Posted on March 8, 2020
I am still going through files from past photo trips. Now that I am retired I have time to go back and work on images I had not gotten to adjust before. Work always seemed to get in the way. This is a series of images of a Red-shouldered Hawk take-off from a small branch at Ding Darling National Wildlife Refuge in Sanibel, Florida. I was using a 400mm DO lens with a 1.4x Teleconverter on a Canon 7D (for an effective Full Frame Camera equivalent field of view of ~896mm). Many times at Ding Darling you see interesting photo opportunities but the subjects are quite far away. So it is fun to try different ways to photograph distant subjects. The more you try different techniques, the better your results and are more predictable. With a 1.4x teleconverter I would stop the lens down 1 more stop than I would usually use. For a 2x teleconverter I would stop the lens down 2 stops more. With a 1.7x teleconverter I would also stop down 2 more stops than usual. Yes I actually found a 1.7x teleconverter for Canon lenses.

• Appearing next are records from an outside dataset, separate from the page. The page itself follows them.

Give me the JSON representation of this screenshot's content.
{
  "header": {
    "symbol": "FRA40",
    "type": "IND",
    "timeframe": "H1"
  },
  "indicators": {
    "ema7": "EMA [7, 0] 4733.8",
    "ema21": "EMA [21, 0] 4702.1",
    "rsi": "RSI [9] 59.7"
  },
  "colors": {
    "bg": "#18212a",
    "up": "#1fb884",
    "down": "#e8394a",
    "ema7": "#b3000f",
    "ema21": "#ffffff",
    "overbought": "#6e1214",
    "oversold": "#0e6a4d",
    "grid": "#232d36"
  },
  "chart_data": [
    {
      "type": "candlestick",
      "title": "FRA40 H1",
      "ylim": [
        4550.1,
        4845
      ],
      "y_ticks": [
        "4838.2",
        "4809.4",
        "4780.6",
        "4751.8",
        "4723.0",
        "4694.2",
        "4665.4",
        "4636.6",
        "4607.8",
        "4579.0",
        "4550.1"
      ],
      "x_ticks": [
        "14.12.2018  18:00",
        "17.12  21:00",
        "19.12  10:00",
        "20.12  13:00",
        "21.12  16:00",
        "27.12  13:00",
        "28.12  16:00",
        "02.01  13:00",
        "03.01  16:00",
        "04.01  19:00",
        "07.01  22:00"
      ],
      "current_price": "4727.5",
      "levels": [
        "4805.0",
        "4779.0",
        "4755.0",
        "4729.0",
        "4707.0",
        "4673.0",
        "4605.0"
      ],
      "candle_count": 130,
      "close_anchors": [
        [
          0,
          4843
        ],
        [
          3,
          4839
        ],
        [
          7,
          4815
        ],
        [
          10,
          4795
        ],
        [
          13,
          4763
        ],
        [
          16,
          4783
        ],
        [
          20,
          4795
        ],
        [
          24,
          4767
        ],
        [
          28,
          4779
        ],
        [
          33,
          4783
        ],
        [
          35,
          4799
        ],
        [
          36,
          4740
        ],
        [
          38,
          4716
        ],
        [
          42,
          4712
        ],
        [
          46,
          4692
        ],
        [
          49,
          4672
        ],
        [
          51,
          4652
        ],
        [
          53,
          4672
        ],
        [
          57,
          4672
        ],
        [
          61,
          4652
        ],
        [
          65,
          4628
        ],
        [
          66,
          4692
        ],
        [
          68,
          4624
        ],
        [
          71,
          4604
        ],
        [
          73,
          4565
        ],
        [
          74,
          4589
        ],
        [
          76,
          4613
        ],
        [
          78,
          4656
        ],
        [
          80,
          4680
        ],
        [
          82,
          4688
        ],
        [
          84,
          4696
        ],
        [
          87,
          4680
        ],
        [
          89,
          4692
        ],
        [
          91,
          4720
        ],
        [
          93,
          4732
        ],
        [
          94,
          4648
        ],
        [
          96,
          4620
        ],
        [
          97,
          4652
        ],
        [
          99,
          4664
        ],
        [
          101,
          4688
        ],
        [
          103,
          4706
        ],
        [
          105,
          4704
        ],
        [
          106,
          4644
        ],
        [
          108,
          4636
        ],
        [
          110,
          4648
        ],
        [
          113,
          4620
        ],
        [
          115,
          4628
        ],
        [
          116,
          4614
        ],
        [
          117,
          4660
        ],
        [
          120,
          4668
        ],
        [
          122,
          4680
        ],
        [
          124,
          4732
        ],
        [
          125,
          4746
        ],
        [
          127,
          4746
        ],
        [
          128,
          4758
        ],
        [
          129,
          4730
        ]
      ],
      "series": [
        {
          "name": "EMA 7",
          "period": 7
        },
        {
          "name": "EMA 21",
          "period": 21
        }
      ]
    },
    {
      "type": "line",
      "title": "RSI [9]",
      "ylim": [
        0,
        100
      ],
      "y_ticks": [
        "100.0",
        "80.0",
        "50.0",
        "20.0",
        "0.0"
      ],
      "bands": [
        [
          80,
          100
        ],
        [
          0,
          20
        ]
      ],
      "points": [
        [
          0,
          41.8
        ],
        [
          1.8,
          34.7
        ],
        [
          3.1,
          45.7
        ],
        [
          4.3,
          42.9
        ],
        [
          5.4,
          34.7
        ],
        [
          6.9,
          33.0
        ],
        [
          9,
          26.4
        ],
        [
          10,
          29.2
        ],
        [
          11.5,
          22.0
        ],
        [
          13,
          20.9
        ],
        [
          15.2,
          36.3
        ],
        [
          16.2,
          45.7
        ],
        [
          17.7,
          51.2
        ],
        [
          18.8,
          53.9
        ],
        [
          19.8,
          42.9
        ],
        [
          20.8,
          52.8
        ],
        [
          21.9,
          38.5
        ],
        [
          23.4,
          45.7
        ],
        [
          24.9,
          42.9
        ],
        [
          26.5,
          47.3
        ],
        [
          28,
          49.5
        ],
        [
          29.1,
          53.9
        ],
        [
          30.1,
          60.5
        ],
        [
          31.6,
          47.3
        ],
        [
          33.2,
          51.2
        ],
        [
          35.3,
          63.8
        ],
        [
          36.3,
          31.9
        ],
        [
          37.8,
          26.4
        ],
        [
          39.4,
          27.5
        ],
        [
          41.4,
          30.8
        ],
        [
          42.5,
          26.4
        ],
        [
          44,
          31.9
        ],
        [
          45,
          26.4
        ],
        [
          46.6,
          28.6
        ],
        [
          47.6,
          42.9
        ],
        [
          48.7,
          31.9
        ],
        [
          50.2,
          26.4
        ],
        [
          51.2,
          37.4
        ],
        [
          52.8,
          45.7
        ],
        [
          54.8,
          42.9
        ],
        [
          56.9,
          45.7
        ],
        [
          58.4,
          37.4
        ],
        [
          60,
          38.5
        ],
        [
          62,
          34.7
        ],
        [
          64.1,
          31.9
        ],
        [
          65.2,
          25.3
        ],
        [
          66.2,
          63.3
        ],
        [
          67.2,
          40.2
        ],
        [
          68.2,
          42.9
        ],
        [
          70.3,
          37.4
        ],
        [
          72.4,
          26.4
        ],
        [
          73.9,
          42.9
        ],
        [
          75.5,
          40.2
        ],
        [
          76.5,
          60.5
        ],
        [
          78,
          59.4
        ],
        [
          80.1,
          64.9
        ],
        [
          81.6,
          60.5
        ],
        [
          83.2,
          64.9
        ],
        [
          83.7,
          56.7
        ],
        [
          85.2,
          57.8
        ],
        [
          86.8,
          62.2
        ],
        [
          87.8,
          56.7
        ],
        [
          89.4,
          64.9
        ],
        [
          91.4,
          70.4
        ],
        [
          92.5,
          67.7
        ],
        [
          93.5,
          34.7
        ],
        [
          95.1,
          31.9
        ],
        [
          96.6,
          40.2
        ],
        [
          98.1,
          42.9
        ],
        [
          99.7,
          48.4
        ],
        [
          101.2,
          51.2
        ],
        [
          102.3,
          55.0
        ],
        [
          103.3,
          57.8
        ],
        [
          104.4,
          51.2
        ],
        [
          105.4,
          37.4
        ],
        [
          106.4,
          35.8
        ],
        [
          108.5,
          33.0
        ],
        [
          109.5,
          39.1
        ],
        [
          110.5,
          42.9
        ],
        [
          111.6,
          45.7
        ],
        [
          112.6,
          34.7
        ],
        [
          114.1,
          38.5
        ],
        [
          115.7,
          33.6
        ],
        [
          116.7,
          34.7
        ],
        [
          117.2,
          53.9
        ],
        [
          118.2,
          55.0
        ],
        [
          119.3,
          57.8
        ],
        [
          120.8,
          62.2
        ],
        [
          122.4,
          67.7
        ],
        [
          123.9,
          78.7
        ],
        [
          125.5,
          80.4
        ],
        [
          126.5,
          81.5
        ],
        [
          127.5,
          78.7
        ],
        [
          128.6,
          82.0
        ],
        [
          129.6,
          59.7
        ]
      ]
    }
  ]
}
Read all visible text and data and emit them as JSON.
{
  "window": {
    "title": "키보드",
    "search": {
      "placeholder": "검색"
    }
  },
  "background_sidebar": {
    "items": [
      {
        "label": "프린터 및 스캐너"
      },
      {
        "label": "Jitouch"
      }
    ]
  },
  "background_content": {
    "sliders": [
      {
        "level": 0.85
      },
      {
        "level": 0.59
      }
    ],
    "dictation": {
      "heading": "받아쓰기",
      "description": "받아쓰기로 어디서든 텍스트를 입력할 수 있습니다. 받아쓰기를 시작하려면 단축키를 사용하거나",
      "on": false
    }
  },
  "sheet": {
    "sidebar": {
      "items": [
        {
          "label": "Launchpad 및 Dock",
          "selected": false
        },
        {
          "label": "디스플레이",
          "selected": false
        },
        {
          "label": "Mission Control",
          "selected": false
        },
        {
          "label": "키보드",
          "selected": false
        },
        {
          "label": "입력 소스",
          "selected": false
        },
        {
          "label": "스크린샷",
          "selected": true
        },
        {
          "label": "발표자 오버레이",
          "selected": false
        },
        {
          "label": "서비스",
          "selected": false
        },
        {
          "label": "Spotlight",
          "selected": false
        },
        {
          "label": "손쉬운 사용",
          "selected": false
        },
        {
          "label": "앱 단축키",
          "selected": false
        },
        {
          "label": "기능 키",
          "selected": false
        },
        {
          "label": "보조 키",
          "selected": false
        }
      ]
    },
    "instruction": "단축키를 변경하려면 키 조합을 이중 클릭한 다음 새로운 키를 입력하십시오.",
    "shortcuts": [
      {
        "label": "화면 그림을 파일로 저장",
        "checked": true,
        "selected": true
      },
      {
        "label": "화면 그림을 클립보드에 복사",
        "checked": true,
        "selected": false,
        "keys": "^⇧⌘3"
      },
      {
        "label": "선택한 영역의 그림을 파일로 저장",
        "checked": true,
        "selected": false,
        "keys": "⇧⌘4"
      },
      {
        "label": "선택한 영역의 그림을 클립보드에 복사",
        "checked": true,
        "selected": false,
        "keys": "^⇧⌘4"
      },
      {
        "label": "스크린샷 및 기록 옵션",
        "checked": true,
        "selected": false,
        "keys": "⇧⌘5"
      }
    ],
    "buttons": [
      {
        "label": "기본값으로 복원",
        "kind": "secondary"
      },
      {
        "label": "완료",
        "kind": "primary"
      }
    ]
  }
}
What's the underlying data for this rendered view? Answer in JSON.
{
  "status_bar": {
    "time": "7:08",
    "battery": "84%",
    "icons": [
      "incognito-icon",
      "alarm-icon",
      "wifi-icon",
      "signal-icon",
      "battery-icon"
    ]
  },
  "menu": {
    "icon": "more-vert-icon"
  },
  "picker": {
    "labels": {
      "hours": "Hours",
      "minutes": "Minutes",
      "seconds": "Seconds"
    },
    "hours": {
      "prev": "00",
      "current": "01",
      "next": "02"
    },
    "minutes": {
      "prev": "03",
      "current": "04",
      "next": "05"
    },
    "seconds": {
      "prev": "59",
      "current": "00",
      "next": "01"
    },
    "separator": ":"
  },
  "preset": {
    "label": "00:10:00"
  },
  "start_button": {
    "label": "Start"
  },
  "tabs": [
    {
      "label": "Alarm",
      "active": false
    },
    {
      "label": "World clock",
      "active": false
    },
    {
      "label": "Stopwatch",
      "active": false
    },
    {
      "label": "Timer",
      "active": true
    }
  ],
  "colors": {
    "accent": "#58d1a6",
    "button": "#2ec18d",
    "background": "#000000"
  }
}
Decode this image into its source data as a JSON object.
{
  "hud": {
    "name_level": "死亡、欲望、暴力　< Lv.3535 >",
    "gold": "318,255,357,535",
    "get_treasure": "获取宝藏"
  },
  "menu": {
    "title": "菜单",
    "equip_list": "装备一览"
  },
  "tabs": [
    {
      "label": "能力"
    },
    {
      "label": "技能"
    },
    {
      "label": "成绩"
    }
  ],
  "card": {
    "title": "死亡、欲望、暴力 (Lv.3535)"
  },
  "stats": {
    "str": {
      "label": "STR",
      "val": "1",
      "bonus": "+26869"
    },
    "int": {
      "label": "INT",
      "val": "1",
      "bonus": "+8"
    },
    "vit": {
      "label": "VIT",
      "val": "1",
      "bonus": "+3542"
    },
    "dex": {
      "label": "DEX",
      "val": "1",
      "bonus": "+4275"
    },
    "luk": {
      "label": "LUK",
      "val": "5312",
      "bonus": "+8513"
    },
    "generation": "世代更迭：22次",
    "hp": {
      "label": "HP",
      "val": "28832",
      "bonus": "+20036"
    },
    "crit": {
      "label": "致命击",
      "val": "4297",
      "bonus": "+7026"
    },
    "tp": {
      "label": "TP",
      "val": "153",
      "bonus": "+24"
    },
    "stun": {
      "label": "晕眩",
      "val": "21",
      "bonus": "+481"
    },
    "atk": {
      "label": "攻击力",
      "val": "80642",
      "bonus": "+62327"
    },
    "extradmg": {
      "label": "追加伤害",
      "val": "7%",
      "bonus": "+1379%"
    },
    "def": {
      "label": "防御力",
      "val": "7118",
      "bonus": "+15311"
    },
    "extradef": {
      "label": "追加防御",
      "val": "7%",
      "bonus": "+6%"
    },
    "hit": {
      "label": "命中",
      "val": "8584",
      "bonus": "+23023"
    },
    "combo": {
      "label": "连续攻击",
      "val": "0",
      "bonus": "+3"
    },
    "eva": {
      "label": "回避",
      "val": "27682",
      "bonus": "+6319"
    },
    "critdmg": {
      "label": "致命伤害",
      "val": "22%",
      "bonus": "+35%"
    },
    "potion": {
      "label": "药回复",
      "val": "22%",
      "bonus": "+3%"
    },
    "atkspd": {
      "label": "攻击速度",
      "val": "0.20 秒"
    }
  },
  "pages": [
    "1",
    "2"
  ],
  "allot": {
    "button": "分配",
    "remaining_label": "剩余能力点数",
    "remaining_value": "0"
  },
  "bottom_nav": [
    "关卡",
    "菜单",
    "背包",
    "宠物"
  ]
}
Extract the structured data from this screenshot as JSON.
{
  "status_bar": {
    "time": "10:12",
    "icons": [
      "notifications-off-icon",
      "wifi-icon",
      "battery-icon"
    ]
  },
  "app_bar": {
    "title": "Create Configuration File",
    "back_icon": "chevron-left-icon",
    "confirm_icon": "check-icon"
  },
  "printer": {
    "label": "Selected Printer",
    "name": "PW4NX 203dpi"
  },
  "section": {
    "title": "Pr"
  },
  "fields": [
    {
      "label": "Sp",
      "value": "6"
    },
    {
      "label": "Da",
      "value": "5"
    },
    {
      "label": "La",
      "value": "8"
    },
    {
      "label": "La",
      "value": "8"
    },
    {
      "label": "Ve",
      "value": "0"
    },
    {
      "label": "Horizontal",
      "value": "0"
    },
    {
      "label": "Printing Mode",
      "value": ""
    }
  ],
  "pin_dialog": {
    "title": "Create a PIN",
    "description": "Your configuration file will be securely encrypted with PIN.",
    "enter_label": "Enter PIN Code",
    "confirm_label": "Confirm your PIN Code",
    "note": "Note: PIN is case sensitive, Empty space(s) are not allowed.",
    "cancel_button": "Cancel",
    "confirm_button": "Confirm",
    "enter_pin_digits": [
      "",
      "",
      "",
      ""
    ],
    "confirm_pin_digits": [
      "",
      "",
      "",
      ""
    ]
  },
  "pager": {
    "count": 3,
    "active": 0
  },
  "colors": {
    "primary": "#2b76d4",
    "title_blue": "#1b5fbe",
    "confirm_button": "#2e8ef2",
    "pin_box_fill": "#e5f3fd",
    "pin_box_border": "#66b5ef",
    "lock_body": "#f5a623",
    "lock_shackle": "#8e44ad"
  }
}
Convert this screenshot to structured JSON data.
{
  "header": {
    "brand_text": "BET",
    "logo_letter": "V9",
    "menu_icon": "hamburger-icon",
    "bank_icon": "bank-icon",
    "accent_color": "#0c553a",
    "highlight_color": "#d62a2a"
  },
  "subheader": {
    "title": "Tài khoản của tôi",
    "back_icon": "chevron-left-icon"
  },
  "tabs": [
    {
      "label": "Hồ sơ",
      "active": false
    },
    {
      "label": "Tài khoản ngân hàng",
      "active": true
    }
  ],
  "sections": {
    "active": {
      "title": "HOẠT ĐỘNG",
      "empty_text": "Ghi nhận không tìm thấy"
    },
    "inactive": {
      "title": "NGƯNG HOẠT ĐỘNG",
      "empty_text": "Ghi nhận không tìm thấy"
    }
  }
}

Category: Birds, Blog, Ding Darling NWR, Sanibel FL, Equipment, Favorite Locations, Nature Still Lifes, Uncategorized, Wildlife Tagged: canon 1.4x teleconverter series III, Canon 400mm f/4 DO lens, Ding Darling, Ding Darling NWR, flying red-shouldered hawk, hawk take-off, Red-shouldered hawk, teleconverters
Posted on January 7, 2020
I was walking along the Wildlife Drive at the J.N. Ding Darling National Wildlife Refuge when I came upon this Anhinga. We tend to like walking along the Drive because you see more wildlife and have more opportunities for getting interesting photos. Plus you are not in the middle of large groups of photographers photographing the same subject at some of the main photo hotspots there.